Numero Group has done it again. By “it,” I mean the label has again bought repress rights to albums from long-dead bands and smooshed their releases together for massive and elaborate reissue series profiling said bands, released for the sole purpose of pleasing devotees and completionists.

This time around, Washington brainy post-hardcore band Unwound is enjoying the Numero spotlight. After a few older LPs released under the “202” numeric subset (Numero assigns numbers for bands and each new reissue from their backlog increments that number by .1), Unwound is at 202.4 with the release of No Energy. As decided by calculating overlords, this is the part of Unwound’s discography that includes The Future of What from 1995 and Repetition from 1996, glued together by a smattering of remastered live tracks and b-sides from the era.

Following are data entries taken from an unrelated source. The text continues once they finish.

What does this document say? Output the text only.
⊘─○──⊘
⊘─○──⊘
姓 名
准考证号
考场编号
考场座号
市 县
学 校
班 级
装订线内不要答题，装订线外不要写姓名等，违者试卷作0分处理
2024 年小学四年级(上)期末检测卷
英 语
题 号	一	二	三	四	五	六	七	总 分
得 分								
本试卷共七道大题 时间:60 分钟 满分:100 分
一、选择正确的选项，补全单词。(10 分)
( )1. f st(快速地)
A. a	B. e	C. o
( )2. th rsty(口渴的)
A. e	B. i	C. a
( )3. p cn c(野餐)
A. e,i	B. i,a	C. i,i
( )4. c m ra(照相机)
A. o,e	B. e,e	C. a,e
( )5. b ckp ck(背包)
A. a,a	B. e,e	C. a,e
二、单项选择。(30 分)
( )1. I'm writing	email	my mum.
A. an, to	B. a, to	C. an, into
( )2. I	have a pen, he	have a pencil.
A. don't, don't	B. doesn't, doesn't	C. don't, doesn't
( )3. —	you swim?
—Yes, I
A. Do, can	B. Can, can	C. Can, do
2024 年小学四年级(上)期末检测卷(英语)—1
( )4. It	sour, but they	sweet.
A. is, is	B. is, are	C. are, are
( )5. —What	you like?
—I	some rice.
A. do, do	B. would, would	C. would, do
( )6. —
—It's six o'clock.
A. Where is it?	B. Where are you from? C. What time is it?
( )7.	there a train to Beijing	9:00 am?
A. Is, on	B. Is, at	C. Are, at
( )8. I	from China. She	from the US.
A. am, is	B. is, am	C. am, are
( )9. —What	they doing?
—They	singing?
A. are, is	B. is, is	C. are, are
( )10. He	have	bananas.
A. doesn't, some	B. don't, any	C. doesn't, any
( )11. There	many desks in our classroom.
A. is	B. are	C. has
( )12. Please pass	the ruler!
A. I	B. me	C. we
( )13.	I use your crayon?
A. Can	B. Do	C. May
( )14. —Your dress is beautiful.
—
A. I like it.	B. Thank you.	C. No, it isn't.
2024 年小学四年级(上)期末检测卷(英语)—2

No Energy is an interesting piece. It’s not new, but it’s not quite old either. In a year inundated with reunions of ‘90s bands (Mineral and American Football probably have the most fanbase overlap with Unwound), this group choosing to stay split up seems almost more courageous an action than getting back together. This is weird to note because Unwound is currently receiving a fair amount of praise for what people believe are new albums.

Despite new fans probably wanting to jump on the post-hardcore bandwagon, this is not the album with which to do it. At over two hours and consisting of some of the band’s less popular material, No Energy is daunting in no small way. Three LPs filled to the brim with the band’s trademark distortion-fests can seem like too much at once and that’s simply because it is. Even the band’s final album and uncontested masterpiece, 2001’s Leaves Turn Inside You, dragged on at a comparatively brief 75 minutes.

Within those two-plus hours is material that doesn’t divulge too much from the band’s leanings within the mid-’90s. This is middle years material, not scrappy enough to fit with Unwound’s early garage knockouts and not deliberate enough to fit with later formulations.

That’s not to say there isn’t true genius on this compilation, because everything about Unwound’s material screams, “Thought was put into this.”

Take, for example, disc one closer “Swan.” “Swan” features guitar screeches and wails beckoning from far away as Unwound’s (in)famous penchant for repetition gives way to a heavily trancelike structure unlike that of anything from the band’s contemporaries. The track goes on and on and on for eight minutes, snuffing out with the drone of a guitar left to feed back in front of a broken amp.

“For Your Entertainment” is another great look into Unwound’s analytical approach to music. The most forward-looking cut from No Energy, the structure of “For Your Entertainment” draws heavily from the masterful Leaves Turn Inside You while still maintaining a flurry of ragged and raw emotion, a feature Unwound would later mask with slicked-back vocal coolness.

If Unwound stopped there, though, this would be only mildly impressive. However, the band reaches for the sky as stratospheric instrumentation juts out in every direction throughout the duration of “Entertainment.”

No Energy is undoubtedly for established fans and completionists. The casual listener is urged to turn away and check out Unwound’s more cohesive and digestible swan song, Leaves Turn Inside You. If you’re legitimately interested in bridging the gap between Unwound’s sketchy punk days and their cinematic noise rock days, then maybe you’ll find something cool here.